Since the end of the 1990s, unexplained outbreaks of encephalopathy from litchi (lychee) consumption occurred, appearing to affect only children in India and northern Vietnam (where it was called Ac Mong encephalitis after the Vietnamese word for nightmare) during the litchi harvest season from May to June.
An investigation conducted by the U.S. Centers for Disease Control and Prevention (CDC), in India, showed that cases were linked to the consumption of litchi fruit, causing a "noninflammatory encephalopathy," despite no evidence of an infectious agent. Because low blood sugar (hypoglycemia) of less than 70 mg/dL in the undernourished children on admission was common, and associated with a poorer outcome (44% of all cases were fatal) the CDC identified the illness as a hypoglycemic encephalopathy, while no specific etiology has been determined.

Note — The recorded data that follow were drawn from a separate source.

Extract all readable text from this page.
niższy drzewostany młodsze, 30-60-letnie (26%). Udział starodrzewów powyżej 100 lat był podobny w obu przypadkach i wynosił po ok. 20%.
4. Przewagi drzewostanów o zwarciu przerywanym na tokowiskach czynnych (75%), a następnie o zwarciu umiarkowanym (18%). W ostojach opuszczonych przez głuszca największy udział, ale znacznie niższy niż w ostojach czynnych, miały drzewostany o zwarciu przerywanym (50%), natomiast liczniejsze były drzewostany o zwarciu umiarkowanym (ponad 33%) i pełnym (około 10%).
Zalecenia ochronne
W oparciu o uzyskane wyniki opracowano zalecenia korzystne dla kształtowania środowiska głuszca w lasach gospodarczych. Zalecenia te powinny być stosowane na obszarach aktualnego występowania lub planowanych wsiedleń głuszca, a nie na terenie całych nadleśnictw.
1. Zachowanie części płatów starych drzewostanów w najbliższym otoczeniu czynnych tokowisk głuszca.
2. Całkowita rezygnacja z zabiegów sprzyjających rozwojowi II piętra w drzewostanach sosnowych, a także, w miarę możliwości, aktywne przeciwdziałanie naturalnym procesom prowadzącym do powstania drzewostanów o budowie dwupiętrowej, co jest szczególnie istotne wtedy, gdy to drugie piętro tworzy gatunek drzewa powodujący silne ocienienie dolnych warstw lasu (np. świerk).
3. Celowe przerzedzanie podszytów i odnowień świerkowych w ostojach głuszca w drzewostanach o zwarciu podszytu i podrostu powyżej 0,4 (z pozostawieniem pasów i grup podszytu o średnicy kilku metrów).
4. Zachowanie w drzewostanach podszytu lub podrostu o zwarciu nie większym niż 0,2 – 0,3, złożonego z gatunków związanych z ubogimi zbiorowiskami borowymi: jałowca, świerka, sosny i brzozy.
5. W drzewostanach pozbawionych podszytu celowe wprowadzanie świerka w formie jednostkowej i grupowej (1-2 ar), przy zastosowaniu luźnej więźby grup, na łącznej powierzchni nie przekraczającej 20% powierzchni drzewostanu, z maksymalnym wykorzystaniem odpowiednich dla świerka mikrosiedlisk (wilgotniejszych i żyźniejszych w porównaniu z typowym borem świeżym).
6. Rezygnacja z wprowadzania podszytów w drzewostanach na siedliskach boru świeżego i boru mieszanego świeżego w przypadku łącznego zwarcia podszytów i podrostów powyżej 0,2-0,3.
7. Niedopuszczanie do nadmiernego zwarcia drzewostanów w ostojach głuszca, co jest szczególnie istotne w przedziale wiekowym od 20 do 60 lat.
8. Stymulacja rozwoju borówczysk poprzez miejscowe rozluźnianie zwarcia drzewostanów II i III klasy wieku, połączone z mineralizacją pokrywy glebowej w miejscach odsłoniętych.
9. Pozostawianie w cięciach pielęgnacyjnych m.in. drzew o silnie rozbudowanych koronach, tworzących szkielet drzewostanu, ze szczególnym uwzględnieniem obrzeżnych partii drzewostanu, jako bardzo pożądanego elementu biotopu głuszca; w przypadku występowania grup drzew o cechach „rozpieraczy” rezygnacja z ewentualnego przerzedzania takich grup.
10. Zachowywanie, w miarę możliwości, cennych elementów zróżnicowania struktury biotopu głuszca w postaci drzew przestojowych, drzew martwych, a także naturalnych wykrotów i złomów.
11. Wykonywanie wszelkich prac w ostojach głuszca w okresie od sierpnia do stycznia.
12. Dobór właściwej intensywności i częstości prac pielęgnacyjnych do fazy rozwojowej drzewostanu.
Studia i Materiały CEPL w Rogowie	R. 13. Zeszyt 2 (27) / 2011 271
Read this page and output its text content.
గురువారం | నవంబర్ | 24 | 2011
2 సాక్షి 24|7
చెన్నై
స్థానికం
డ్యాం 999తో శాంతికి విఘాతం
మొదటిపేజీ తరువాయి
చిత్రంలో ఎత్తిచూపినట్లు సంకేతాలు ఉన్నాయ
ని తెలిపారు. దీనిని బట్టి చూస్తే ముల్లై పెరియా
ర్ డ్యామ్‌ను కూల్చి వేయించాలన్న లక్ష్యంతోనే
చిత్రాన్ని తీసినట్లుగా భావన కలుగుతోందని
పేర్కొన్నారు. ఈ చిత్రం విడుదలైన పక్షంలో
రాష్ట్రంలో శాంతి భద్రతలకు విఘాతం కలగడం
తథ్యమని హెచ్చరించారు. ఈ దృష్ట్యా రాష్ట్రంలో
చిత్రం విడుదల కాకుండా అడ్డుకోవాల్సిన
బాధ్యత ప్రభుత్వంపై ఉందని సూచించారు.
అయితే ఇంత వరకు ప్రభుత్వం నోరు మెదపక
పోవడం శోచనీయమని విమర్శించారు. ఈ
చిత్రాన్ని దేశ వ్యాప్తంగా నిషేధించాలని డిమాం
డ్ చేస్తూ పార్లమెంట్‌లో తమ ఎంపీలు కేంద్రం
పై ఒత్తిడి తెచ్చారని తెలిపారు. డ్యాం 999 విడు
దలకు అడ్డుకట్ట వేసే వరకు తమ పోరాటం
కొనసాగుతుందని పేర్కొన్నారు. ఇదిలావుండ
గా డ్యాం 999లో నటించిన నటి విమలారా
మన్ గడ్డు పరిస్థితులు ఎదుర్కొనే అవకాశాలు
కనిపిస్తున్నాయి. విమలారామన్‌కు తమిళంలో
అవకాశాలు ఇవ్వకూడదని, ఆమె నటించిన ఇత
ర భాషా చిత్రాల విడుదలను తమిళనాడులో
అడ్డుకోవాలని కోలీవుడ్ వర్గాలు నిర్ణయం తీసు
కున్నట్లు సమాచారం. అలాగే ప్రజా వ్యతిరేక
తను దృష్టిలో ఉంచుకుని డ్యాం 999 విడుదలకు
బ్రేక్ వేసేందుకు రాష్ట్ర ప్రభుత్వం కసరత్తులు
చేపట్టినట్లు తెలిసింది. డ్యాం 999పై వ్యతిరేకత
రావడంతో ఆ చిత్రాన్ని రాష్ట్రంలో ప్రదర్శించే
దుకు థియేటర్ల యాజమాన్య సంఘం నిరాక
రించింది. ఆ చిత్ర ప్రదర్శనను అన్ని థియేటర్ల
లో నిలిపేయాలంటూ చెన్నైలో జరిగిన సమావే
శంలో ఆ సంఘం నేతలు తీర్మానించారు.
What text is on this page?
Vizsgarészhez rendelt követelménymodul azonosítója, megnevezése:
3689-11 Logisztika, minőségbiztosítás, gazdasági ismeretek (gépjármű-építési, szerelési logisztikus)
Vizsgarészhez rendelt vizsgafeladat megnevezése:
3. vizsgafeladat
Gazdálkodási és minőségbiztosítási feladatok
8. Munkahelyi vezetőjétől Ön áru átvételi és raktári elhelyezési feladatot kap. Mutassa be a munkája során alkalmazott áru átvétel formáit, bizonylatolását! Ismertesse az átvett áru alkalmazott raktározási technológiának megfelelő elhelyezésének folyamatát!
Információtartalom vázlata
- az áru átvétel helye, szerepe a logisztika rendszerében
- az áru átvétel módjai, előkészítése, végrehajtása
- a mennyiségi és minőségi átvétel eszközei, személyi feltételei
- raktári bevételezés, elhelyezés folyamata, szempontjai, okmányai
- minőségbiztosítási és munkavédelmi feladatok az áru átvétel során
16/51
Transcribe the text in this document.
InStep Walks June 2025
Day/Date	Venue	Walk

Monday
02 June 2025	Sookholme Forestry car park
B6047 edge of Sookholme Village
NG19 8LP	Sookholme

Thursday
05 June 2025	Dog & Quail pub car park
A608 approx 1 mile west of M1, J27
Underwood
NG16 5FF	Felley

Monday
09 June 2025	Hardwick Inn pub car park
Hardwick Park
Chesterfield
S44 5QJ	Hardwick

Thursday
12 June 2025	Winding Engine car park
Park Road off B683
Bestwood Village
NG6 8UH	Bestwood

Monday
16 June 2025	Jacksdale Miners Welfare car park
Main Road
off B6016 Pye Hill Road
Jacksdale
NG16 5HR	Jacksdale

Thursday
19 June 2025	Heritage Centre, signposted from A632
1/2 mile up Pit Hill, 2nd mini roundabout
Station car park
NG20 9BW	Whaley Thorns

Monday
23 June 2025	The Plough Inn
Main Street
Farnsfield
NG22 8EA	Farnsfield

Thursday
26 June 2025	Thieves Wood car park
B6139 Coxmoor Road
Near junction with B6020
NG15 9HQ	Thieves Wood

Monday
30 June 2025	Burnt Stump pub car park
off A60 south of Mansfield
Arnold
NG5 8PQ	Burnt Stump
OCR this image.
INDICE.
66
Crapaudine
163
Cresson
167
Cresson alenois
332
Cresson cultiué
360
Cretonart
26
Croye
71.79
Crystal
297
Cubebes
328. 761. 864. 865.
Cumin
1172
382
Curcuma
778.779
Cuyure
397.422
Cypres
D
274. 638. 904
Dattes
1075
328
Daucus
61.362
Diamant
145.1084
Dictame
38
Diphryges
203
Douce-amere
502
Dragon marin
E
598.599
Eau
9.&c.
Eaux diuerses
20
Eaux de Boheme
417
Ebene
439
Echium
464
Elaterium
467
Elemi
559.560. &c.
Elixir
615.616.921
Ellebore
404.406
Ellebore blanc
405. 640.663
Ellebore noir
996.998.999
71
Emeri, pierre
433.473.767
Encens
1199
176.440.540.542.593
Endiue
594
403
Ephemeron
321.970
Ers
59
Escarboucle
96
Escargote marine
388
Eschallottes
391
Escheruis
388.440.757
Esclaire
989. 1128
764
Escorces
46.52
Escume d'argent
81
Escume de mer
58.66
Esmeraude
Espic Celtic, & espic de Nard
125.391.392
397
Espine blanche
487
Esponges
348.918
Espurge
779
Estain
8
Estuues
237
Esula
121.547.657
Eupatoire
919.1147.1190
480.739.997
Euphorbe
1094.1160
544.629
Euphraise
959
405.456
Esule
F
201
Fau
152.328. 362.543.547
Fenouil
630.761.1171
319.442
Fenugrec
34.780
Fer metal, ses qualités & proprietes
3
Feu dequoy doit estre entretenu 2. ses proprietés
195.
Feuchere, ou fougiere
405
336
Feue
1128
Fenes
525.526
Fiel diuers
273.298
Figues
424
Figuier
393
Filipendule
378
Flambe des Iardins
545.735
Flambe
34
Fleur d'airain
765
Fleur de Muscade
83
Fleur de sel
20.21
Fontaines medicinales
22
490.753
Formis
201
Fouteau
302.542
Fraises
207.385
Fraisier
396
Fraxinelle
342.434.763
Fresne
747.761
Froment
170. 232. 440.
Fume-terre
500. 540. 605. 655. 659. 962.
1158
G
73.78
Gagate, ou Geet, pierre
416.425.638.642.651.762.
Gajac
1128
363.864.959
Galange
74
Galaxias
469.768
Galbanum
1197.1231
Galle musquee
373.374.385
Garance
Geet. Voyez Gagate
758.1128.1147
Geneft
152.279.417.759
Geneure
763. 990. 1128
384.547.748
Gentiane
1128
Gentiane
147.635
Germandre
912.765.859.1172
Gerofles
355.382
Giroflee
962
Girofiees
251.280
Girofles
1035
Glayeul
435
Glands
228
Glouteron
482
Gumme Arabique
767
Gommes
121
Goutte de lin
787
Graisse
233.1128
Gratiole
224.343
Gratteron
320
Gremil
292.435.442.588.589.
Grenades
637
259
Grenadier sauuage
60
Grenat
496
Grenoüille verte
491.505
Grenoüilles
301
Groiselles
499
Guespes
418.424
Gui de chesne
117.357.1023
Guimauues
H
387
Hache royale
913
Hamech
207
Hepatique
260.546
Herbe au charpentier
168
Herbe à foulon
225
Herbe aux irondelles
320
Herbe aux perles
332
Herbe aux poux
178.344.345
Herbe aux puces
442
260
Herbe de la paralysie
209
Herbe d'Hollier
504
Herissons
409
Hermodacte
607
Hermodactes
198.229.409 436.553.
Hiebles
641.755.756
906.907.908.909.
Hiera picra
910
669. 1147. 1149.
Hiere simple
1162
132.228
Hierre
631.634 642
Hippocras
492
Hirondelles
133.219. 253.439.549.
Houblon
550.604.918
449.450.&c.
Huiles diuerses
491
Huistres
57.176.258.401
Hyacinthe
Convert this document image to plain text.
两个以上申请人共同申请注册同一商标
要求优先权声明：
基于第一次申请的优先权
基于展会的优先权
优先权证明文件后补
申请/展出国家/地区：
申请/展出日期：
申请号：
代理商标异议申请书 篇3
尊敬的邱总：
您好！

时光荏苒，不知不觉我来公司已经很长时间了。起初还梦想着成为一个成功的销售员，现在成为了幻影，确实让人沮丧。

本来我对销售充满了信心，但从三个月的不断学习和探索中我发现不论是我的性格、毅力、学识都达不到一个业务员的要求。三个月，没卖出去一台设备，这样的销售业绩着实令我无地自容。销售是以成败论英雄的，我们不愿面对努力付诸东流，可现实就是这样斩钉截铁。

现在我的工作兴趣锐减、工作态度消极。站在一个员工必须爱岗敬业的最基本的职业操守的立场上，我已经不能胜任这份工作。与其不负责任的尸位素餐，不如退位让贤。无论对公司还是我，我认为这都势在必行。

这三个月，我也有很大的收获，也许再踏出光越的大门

The ongoing study includes laboratory evaluation of environmental toxins and toxicants, including markers for methylenecyclopropylglycine, a homologue of hypoglycin A, found in litchi seeds known to cause hypoglycemia in animal studies.
However, other studies concluded that transmission may occur from direct contact with litchis contaminated by bat saliva, urine, or guano or with other vectors, such as insects found in litchi trees or sand flies, as in the case of Chandipura virus.